You exceeded your current quota, please check your plan and billing details looks like a 429 but it’s actually a billing wall, not a rate limit. Your account has hit a hard monthly spend cap, the card on file failed, or the prepaid balance hit zero. The fix is in the billing dashboard, not in your code.
FAQ
Does Apidog cost anything to test GPT rate limits? No. The free plan covers single-request testing and small concurrent test runs. You only need a paid plan if you want bigger test loads, team workspaces, or scheduled runs. See Apidog pricing for details.
Can I test rate limits without burning real tokens? Partially. The cheapest baseline check is a one-shot request with max_tokens: 1 and a one-character message; it costs fractions of a cent and the headers come back complete. For burst tests, you do spend real tokens, but you can keep each call tiny. If you want a fully offline rehearsal, use Apidog’s mock server to simulate the 429 response shape and prove your retry logic works without calling OpenAI at all.
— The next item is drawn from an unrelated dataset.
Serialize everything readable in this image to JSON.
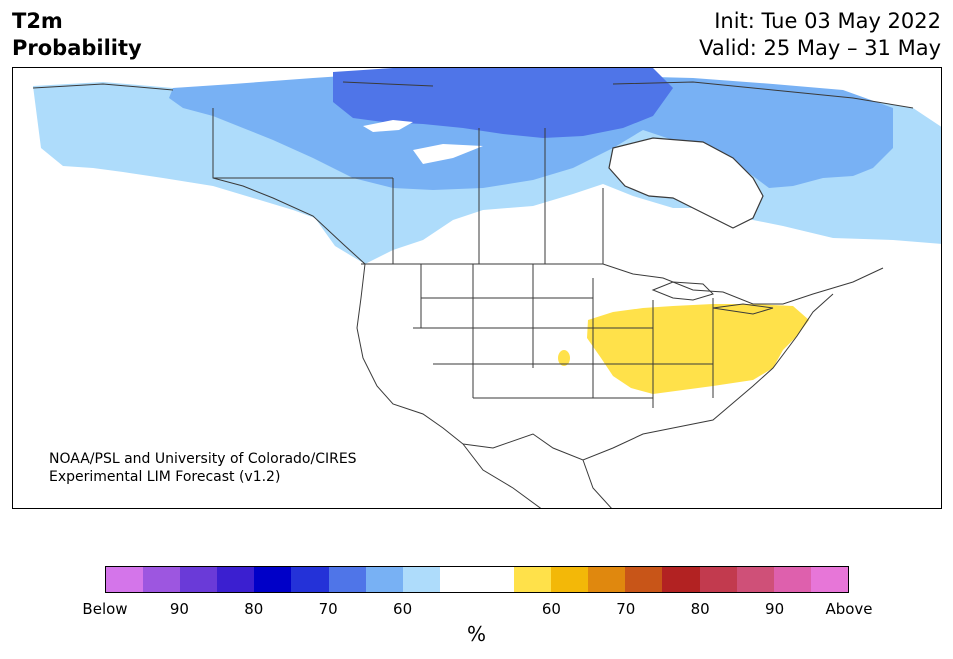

Why does my tier 1 key feel slower than a tier 1 colleague’s? Tier caps are per-organisation, not per-key. If your key is on a shared org with other heavy users, you’re competing with their traffic. Apidog can show this clearly: run the same request from both keys side by side and compare x-ratelimit-remaining-tokens decay.
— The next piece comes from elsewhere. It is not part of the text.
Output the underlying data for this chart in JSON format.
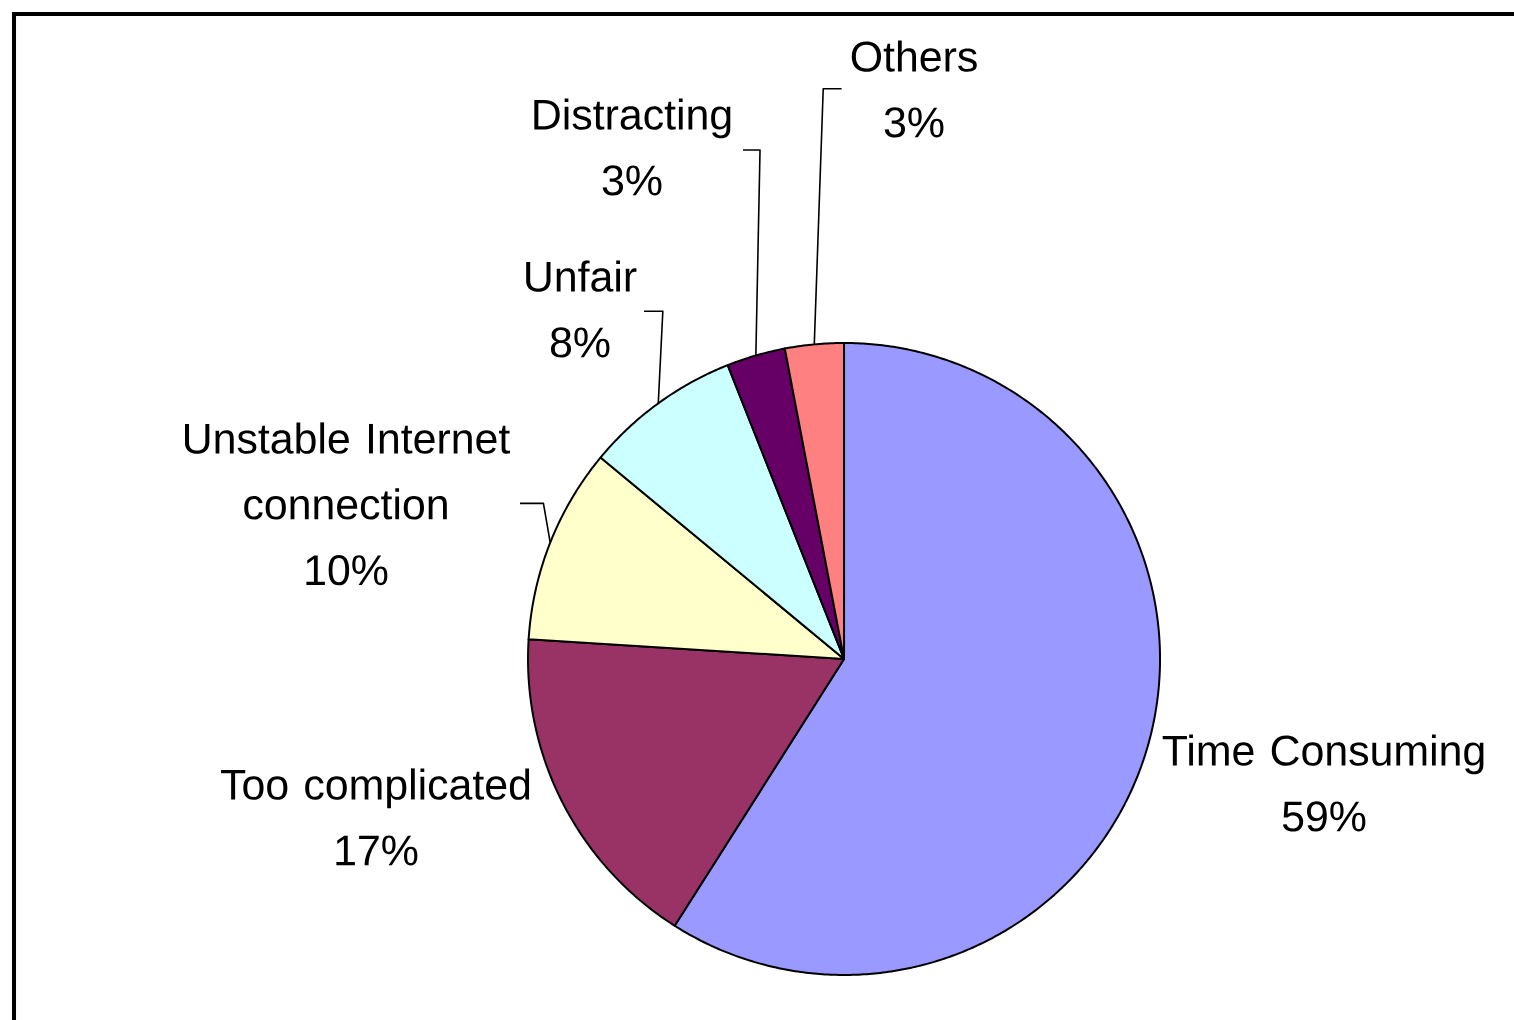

How do I know which model has which limit? Read the response headers. Don’t trust generic tables in blog posts (including this one). Hit each model with one cheap request from Apidog and record the headers. Models with the same name but different snapshot versions (for example gpt-5.5 vs gpt-5.5-0901) can have different caps.
Do streaming requests count differently? Yes for TPM. A streaming request reserves tokens up front based on max_tokens, so a long max_tokens value can consume your TPM budget even if the real completion was short. Lower max_tokens to the tightest realistic ceiling. We cover streaming behaviour in how to test the ChatGPT API with Apidog.
Can I share my Apidog rate-limit test with my team? Yes. Save the request and test scenario in a shared project. Anyone in your workspace can run the same burst against their own key by switching environments. That makes “is my key throttled or theirs?” a 10-second question.